The final argument is that Article II of the Constitution gives the President inherent authority to conduct such monitoring. The Administration introduced this theory in a supplemental brief filed in the FISA Court of Review:

The President Has Inherent Authoritv to Conduct Warrantless Electronic Surveillance to Protect National Security from Foreign Threats.

In considering the constitutionality of the amended FISA, it is important to understand that FISA is not required by the Constitution. Rather, the Constitution vests in the President inherent authority to conduct warrantless intelligence surveillance (electronic or otherwise) of foreign powers or their agents, and Congress cannot by statute extinguish that constitutional authority. Both before and after the enactment of FISA, courts have recognized the President's inherent authority to conduct foreign intelligence surveillance. See, e.g., Butenko, 494 F.2d at 608 (grounding exception to warrant requirement in the President's Commander-in-chief and foreign-affairs powers; noting that the country's self-defense needs weigh on the side of reasonableness); Truong, 629 F.2d at 914 (citing the President's foreign affairs power as justifying an exception to the warrant requirement); cf. United States v. United States District Court (Keith), 407 U.S. 297, 308 (1972)(reserving the question whether the President's foreign-affairs powers justify exception from warrant requirement).


So the argument, as I understand it, is that Congress has no power to legislate in a way that inteferes with the President's Commander-in-Chief power, a judgment made, I suppose, by the President himself.

I have been unable to find any caselaw in support of this argument. Further, the argument has no support from the cases cited in the government's brief. In all three of those cases — Butenko, Truong, and Keith - the Courts were talking about whether the President's interest in conducting foreign intelligence monitoring creates an exception to the Warrant Requirement of the Fourth Amendment. In other words, the issue in those case was whether the Constitution bars warrantless surveillance absent Congressional action, not whether Congressional prohibitons in this area cannot bind the Executive branch.
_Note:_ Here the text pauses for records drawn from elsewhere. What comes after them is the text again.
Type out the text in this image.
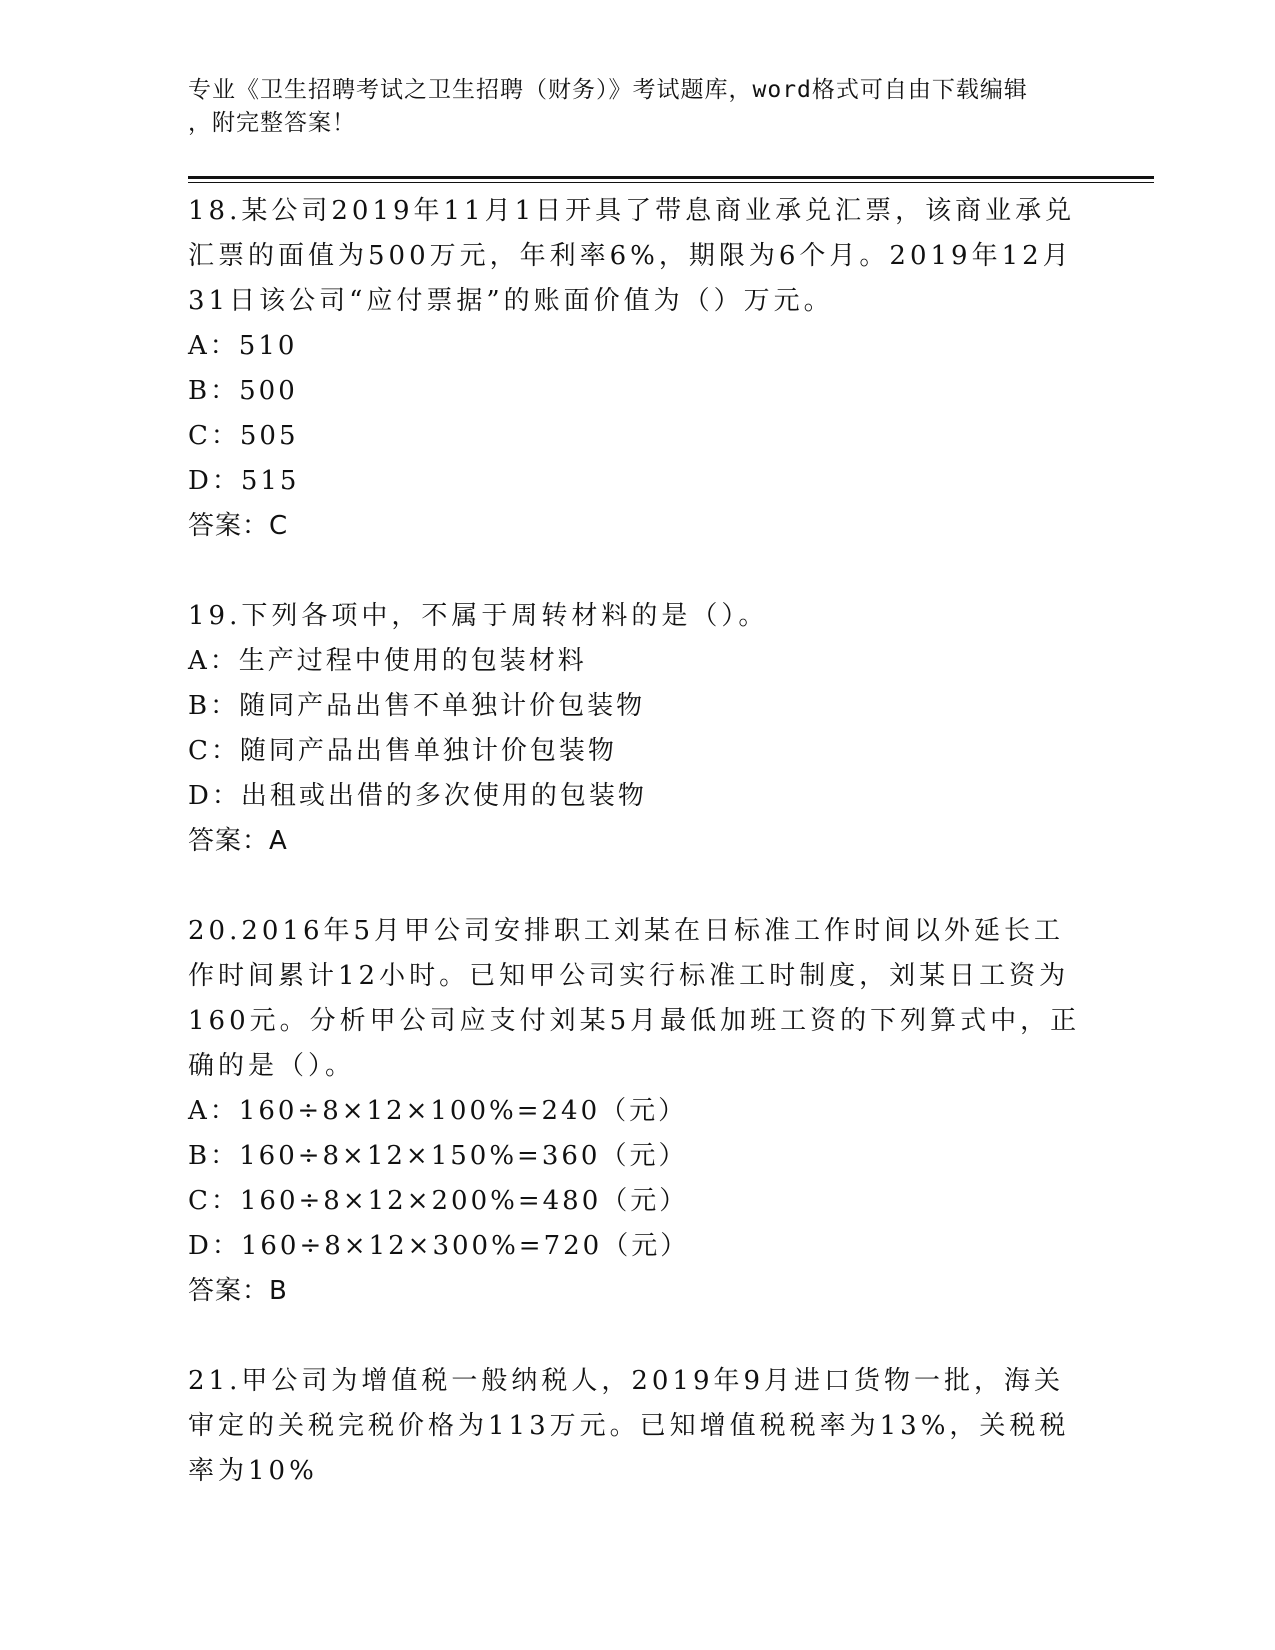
专业《卫生招聘考试之卫生招聘（财务）》考试题库，word格式可自由下载编辑
，附完整答案！
18.某公司2019年11月1日开具了带息商业承兑汇票，该商业承兑汇票的面值为500万元，年利率6%，期限为6个月。2019年12月31日该公司“应付票据”的账面价值为（）万元。
A：510
B：500
C：505
D：515
答案：C
19.下列各项中，不属于周转材料的是（）。
A：生产过程中使用的包装材料
B：随同产品出售不单独计价包装物
C：随同产品出售单独计价包装物
D：出租或出借的多次使用的包装物
答案：A
20.2016年5月甲公司安排职工刘某在日标准工作时间以外延长工作时间累计12小时。已知甲公司实行标准工时制度，刘某日工资为160元。分析甲公司应支付刘某5月最低加班工资的下列算式中，正确的是（）。
A：160÷8×12×100%=240（元）
B：160÷8×12×150%=360（元）
C：160÷8×12×200%=480（元）
D：160÷8×12×300%=720（元）
答案：B
21.甲公司为增值税一般纳税人，2019年9月进口货物一批，海关审定的关税完税价格为113万元。已知增值税税率为13%，关税税率为10%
If I understand correctly, Kerr is making a very strong claim. The struggles over the interpretation of the US Constitution have not always concerned penumbrae. For example, I believe, the courts applied the Sedition act which made it a crime to "rail against any just act of congress." The act was clearly an attempt to repeal the first amendment (except the parts about religion) by statute. Nonetheless it was applied. The history of US jurisprudence is long and judges have written the most astounding things.

I would not have imagined that I would live to see an administration make an argument so utterly monstrous and nonsensical that an emminent legal scholar could not find any case law in support of it.

This totally aside from the fact that the appalling idea was considered and very explicitly rejected by all justices on the Supreme court whose first name did not begin with C.